La Quotidien des sans voix revient avec la même volonté, le même engagement et la même détermination. Celle qui a fait son identité depuis maintenant 20 ans.
Pour les hommes et les femmes qui animent ce journal, c’est un challenge, un défi constant et sans cesse renouvelé d’honorer ce contrat moral qu’ils ont souscrit le 5 janvier 1998 avec leurs lecteurs dont la confiance et la fidélité n’ont jamais été ébranlées. Pour cet engagement, Info-Matin s’y est dédié : donner la bonne et la vraie information, même si elle ne plaît pas et même si elle dérange ; dire et relever la vérité même si elle irrite et qu’elle comporte des risques.

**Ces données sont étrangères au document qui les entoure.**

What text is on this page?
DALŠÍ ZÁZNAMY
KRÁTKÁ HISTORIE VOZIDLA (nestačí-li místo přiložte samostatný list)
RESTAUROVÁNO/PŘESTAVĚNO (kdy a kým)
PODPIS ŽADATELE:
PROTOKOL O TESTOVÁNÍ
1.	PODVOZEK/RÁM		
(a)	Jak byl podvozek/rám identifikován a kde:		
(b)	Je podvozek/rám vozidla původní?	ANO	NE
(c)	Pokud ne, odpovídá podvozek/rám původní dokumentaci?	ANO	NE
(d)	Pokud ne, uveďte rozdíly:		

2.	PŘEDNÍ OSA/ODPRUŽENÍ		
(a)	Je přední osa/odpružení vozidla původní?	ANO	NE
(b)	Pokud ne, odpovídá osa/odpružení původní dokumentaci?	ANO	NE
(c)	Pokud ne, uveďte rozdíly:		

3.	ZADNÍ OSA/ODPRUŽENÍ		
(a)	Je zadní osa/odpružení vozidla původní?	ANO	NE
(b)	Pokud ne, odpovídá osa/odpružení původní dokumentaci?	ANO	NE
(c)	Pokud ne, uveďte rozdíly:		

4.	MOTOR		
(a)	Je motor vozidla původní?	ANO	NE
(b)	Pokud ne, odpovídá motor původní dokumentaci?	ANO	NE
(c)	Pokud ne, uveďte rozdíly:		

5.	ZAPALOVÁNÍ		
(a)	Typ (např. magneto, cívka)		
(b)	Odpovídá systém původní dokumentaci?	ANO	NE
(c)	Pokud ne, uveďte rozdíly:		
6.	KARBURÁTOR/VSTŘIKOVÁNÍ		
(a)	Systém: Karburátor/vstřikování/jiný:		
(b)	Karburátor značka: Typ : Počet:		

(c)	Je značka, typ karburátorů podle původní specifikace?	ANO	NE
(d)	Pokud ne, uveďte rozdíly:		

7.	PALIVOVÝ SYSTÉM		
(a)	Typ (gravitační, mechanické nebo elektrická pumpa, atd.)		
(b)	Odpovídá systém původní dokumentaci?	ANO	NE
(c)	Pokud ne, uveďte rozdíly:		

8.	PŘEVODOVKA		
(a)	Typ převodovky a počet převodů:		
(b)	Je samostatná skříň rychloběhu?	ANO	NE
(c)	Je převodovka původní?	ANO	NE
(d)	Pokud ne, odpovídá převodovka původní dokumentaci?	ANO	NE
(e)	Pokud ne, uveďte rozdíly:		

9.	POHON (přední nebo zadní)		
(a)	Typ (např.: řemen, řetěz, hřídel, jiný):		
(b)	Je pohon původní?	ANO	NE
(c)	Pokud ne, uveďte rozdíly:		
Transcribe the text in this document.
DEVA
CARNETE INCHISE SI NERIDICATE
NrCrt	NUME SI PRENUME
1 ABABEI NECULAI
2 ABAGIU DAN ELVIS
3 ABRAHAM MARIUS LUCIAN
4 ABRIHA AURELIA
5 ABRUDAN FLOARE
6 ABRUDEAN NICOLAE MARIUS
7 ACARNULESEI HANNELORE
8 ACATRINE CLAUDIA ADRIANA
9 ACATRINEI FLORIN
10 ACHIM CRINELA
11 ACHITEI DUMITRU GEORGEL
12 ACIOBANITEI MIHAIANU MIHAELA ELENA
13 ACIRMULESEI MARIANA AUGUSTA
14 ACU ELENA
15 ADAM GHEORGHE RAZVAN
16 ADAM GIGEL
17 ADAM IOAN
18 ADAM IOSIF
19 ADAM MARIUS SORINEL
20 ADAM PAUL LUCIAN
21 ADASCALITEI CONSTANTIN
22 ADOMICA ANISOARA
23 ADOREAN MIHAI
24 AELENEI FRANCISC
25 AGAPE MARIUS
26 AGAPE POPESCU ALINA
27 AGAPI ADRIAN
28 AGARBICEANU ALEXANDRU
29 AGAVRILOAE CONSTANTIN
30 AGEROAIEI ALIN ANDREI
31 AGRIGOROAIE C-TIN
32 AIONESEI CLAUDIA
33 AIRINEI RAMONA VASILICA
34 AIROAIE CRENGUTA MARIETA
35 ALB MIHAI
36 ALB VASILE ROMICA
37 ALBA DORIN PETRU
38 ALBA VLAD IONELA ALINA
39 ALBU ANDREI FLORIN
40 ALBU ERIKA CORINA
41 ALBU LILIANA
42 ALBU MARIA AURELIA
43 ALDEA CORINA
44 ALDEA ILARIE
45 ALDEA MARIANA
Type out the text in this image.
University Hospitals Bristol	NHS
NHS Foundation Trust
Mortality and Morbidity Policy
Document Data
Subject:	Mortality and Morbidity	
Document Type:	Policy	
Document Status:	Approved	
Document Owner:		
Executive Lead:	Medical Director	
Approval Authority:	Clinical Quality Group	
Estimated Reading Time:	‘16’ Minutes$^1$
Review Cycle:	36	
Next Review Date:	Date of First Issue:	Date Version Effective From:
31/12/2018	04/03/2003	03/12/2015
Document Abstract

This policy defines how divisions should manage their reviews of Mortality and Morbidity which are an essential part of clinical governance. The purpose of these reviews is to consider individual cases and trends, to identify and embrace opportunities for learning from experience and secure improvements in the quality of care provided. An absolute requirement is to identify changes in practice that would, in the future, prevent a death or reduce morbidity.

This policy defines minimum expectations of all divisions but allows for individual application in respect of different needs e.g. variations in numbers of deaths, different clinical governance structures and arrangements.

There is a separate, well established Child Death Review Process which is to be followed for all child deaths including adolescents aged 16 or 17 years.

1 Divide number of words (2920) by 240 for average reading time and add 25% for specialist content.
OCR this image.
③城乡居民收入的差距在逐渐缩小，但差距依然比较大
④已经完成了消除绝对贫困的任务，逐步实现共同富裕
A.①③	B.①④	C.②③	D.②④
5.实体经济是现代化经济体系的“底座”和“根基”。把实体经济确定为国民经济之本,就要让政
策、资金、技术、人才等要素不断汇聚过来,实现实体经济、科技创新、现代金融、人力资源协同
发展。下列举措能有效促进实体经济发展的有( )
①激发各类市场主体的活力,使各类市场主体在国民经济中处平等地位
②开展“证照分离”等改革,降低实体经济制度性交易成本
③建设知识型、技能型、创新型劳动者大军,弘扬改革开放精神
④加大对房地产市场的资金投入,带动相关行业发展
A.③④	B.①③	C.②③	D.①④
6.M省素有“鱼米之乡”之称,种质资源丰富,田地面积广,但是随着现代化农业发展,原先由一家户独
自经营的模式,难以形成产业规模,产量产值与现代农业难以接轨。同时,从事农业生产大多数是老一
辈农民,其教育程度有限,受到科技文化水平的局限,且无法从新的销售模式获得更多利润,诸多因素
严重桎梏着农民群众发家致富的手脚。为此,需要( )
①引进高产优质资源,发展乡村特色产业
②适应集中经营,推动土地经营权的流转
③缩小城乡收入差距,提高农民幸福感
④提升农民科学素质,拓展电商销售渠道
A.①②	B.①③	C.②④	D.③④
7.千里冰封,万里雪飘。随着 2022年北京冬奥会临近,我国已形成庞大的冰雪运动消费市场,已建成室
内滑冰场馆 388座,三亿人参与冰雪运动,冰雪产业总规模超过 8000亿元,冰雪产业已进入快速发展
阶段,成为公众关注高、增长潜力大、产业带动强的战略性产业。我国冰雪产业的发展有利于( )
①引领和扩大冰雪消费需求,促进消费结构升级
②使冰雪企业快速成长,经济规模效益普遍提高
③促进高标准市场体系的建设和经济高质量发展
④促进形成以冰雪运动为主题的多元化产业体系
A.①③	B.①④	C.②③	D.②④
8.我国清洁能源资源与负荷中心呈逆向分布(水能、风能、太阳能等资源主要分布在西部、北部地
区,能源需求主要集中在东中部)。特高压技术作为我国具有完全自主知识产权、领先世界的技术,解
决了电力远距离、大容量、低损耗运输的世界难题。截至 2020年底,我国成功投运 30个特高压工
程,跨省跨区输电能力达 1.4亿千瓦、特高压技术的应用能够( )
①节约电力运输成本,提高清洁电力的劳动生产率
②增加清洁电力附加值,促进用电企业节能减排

Être avec et du côté des plus faibles, des exclus et de toutes les victimes, tel est et restera notre credo. Quitte à susciter l’ire des Princes du jour et provoquer transe et hystérie chez les abonnés de la Cour et du Palais. Dénoncer crûment et vertement les errements, abus, tous les abus et les injustices, toutes les injustices ; pointer du doigt les tares et les insuffisances du système… Ne rien taire du mensonge et des combines, des compromissions et des trahisons, des clientélismes et allégeances fort rétribuées, tel a été durant 20 ans, demeure et restera notre combat de patriotes et d’intellectuels maliens, de journalistes tout court.
Qu’on ne s’y trompe pas. Qu’on ne s’y méprenne surtout point, par confusion de genre. L’ère n’est et ne sera en aucun cas aux errements ou égarement en ce qui concerne le Quotidien des sans Voix. Info-Matin est et restera fidèle à son engagement et à sa ligne rédactionnelle : la même voix sur la même voie. Celle qui dit NON quand il le faut, celle qui REFUSE d’être douce et caressante quand la misère et les scandales prennent le pas sur l’éthique et la probité. Qu’à Dieu ne plaise !
À ceux qui pensent de bonne foi et à tous ceux qui caressent le funeste espoir secret que le Quotidien des sans voix, comme l’ensemble des remparts de la démocratie et de la République, s’est affaissé, aplati et s’est laissé emporter ou embarquer dans le conformisme, nous répondons, à Info-Matin, que nous avons eu et nous avons toujours le sentiment, parfois amer, de prêcher dans le désert et de naviguer à contre-courant.
Par ces temps troubles, comme le dirait le poète, qui écoute qui ? Qui ne suspecte pas qui ? Opiner sur les affaires publiques et demander des comptes au serviteur de l’État, au nom du peuple ne sont et peuvent être un crime de lèse régime, surtout point une trahison de quoi que ce soit et de qui ce soit.
Il faut commencer à s’habituer désormais à cela dans nos colonnes.